Dalam perjanjian itu, ada sesuatu yang harus kusetujui, hitam di atas putih, aku harus datang ke rumahnya setiap hari setidaknya selama dua jam, kapan pun, jam bebas terserah aku, untuk mengajari putra Tuan Leonel, yang belum pernah kutemui. Dan masih ada bayaran yang akan aku dapatkan.
"T-tu tuan?"
"Hem?"
Gaya Tuan Leonel saat naik mobil tak pernah berubah, selalu terlihat anggun berwibawa, penuh kharisma, bersandar pada punggung jok dengan tenang, menyedekapkan kedua tangan di bawah dada, dan kaki kanannya yang panjang menyilang di atas kaki kiri, menjuntai indah dengan sepatu hitam yang mengkilap dan pasti mahal.
"Ehm,,,, Tuan?" lirihku mengulang.
Tuan Leonel menoleh, menatapku tajam membuatku berdebar, gugup. Segera kuputus tautan mata kami dengan menghadap lurus ke depan.
"Boleh kutanyakan sesuatu?"
"Kau sudah cukup membuang waktu," jawabnya.
Aku menghela napas kasar, selalu begitu.
"Tuan, aku sudah datang ke mansion anda dua kali, tapi aku belum pernah menemui istri anda, bahkan anda selalu tidur seorang diri di kamar, dan anda bisa membawa saya_?" aku menjeda, teringat malam di mana aku menyerahkan diri.
"M-ma maksudku?"
"Mommy Darren?" sahut Tuan Leonel sangat tenang, sama sekali tak terganggu oleh pertanyaanku.

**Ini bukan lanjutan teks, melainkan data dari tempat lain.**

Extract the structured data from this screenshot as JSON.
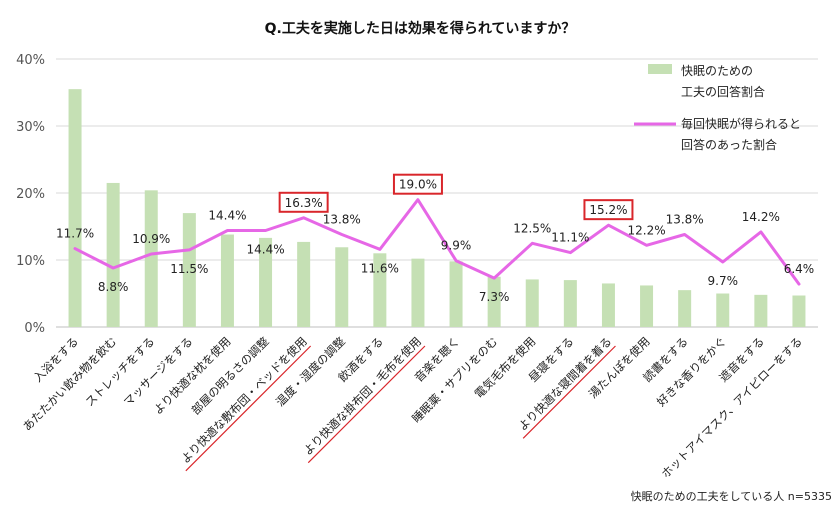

"I-i iya," lirihku. Aku ingin menanyakannya karena itu cukup mengganggu pikiranku, Tuan Leonel memiliki seorang putra bernama Darren Dankar, tapi tak pernah kulihat ada seorang wanita yang menemaninya. Bahkan dia bisa membawaku tidur di atas ranjangnya dengan bebas.
"Kerjakan saja tugasmu dengan baik, aku akan membayarmu, dan jangan terlalu ingin tahu pada hal yang bukan urusanmu,"
DEG.
Ada sedikit nyeri yang terasa di dalam sini, iya, di sini, di dalam hati, saat Tuan Leonel memberikan jawaban itu, agar aku diam tak menanyakan apa yang bukan menjadi urusanku.
Kulihat raut mukanya berubah, tak setajam tadi, bahkan matanya mulai nampak merah dan sendu, iya memejamkan mata sesaat, menghela napas kemudian mendongak, masih dengan kedua matanya yang terpejam. Seolah ada sesuatu yang begitu berat menumbuk dadanya untuk bisa ia tahan.
Apakah aku salah bicara? Apakah wanita yang kutanyakan adalah orang yang telah meninggalkannya? Yang telah menggores hatinya begitu dalam? Atau wanita itu sudah meninggal? Dan Tuan Leonel belum bisa melupakannya?
Ada begitu banyak pertanyaan yang berputar dalam otak kecilku, seperti sebuah pepatah, larangan adalah perintah, ia memintaku untuk tidak ikut campur, namun rasanya justru aku ingin tahu lebih banyak.
***
Mobil memasuki halaman sebuah apartemen besar bintang lima, berhenti di depan latar utama, aku turun dari mobil, Emilio yang tadi mengemudi keluar, membukakan pintu untuk Tuan Leonel. Kemudian ia kembali masuk ke dalam mobil membawa kendaraan mewah itu memasuki basemen bawah tanah.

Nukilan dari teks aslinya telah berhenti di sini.